3. Select “Data Transformation” on the “Distributions” panel on the SPC for Excel ribbon.
4. The input form below is displayed. Select the “Box-Cox Transformation” option.
- Range Containing Data: select the range containing the data; the default is the range selected on the worksheet
- Variable Name (Optional): enter the name the variable (note: this will populate with the first cell in the selected range if it contains text)
- Histograms for data and transformed data: this options creates histograms for the original data and the transformed data so you can visually see if the transformed data appears normal; default is Yes.
- P-P plots for data and transformed data: this options creates the P-P plot for the original data and the transformed data; if the data falls along a straight line, the data are normally distributed; default is Yes
- The P-P plot plots the empirical CDF against the theoretical CDF value.
- Show transformed data on output worksheet: this option prints the original data on the worksheet along with the transformed data
- One Subgroup or One Sample: option for individual values or subgroups
- In 1 row across columns (like this example; for individuals, this means that the data are across rows in one column)
- In 1 column across rows
- Box-Cox Options: see below
- Select OK to run the Box-Cox transformation
- Select Cancel to exit the program
5. If you select “Box-Cox Options”, the following input screen is displayed.

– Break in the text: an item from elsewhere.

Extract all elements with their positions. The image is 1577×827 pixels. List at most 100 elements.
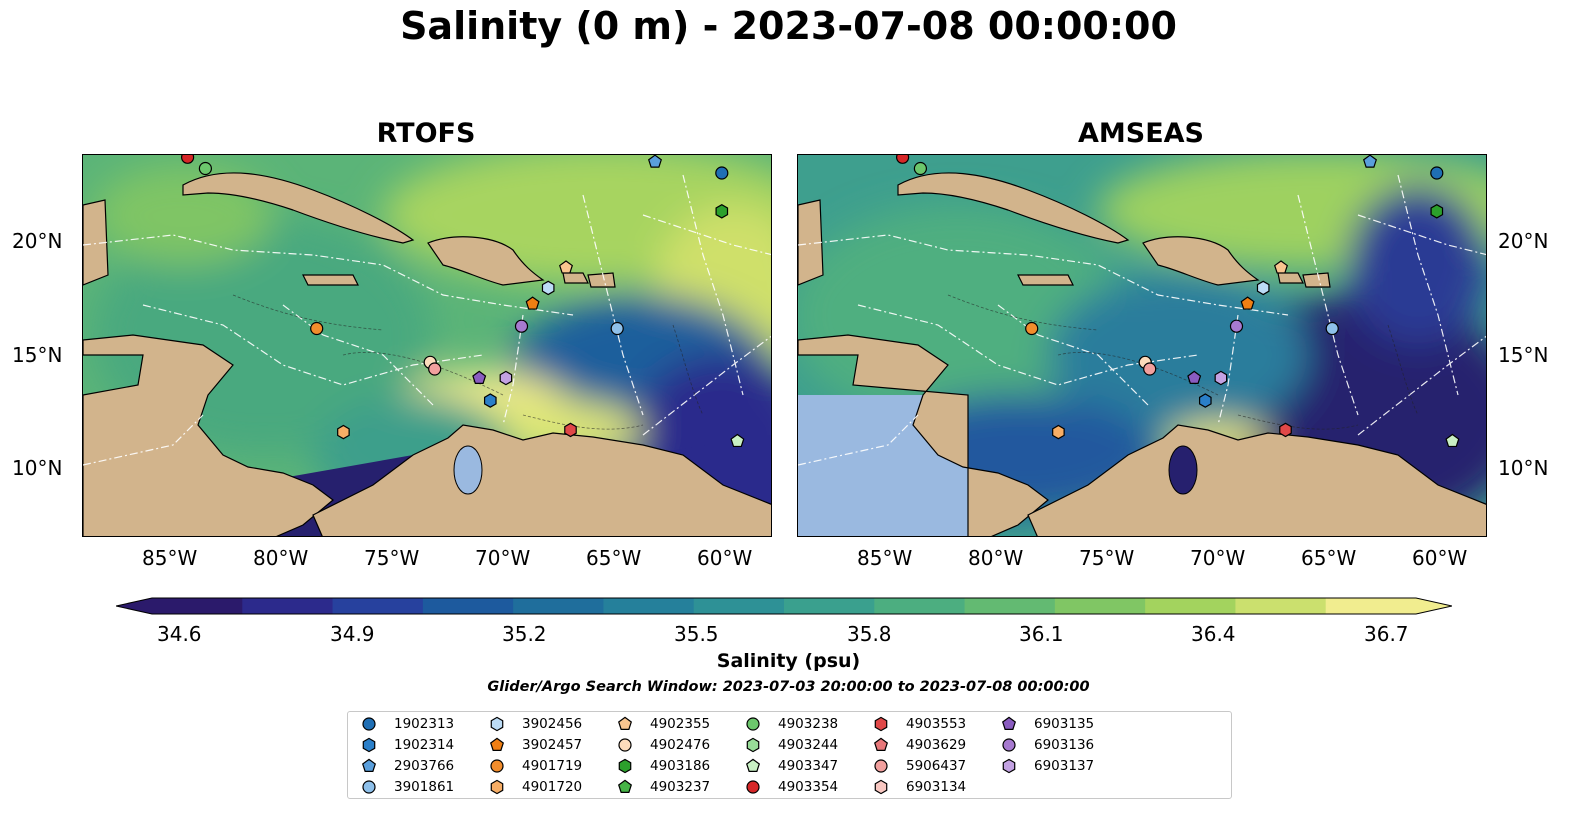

- Use the following for the transformation:
- Optimum Lambda: finds the value of lambda that minimizes the standard deviation between the default values of -5 and 5
- Rounded lambda: finds the rounded value of lambda that minimizes the standard deviation between the default values of -5 and 5; rounded value of lambda are -5, -4, -3, -2, -1, -.5, 0, .5, 1, 2, 3, 4 and 5; this is the default
- For subgroups, estimate standard deviation using:
- Pooled variance: this is the default
- Average Subgroup Range
- Average Subgroup Standard Deviation
- Select OK to keep options and return to Data Transformation input screen
- Select Cancel to reset options and return to Data Transformation input screen
Note: for individual values, the average moving range is used to estimate the standard deviation
Box-Cox Transformation Output
Two sheets are added to the workbook. Both are named with a number following the name reflecting the number of times the Box-Cox transformation has been run in the workbook.
Box Cox Plot
This sheet contains a chart of sigma vs lambda along with the optimum lambda, the rounded lambda, the confidence limits for lambda as shown below. The red lines are the confidence limits.
Box Cox Output
The top part of the worksheet contains the descriptive statistics as well as the Anderson-Darling statistic and p value. If the p value is less than 0.05, the distribution is not normally distributed. The lambda results are also given.
The middle part of the worksheet contains the histograms and P-P plots (if those options were selected).
The bottom part of the worksheet contains the transformed data if that options was selected.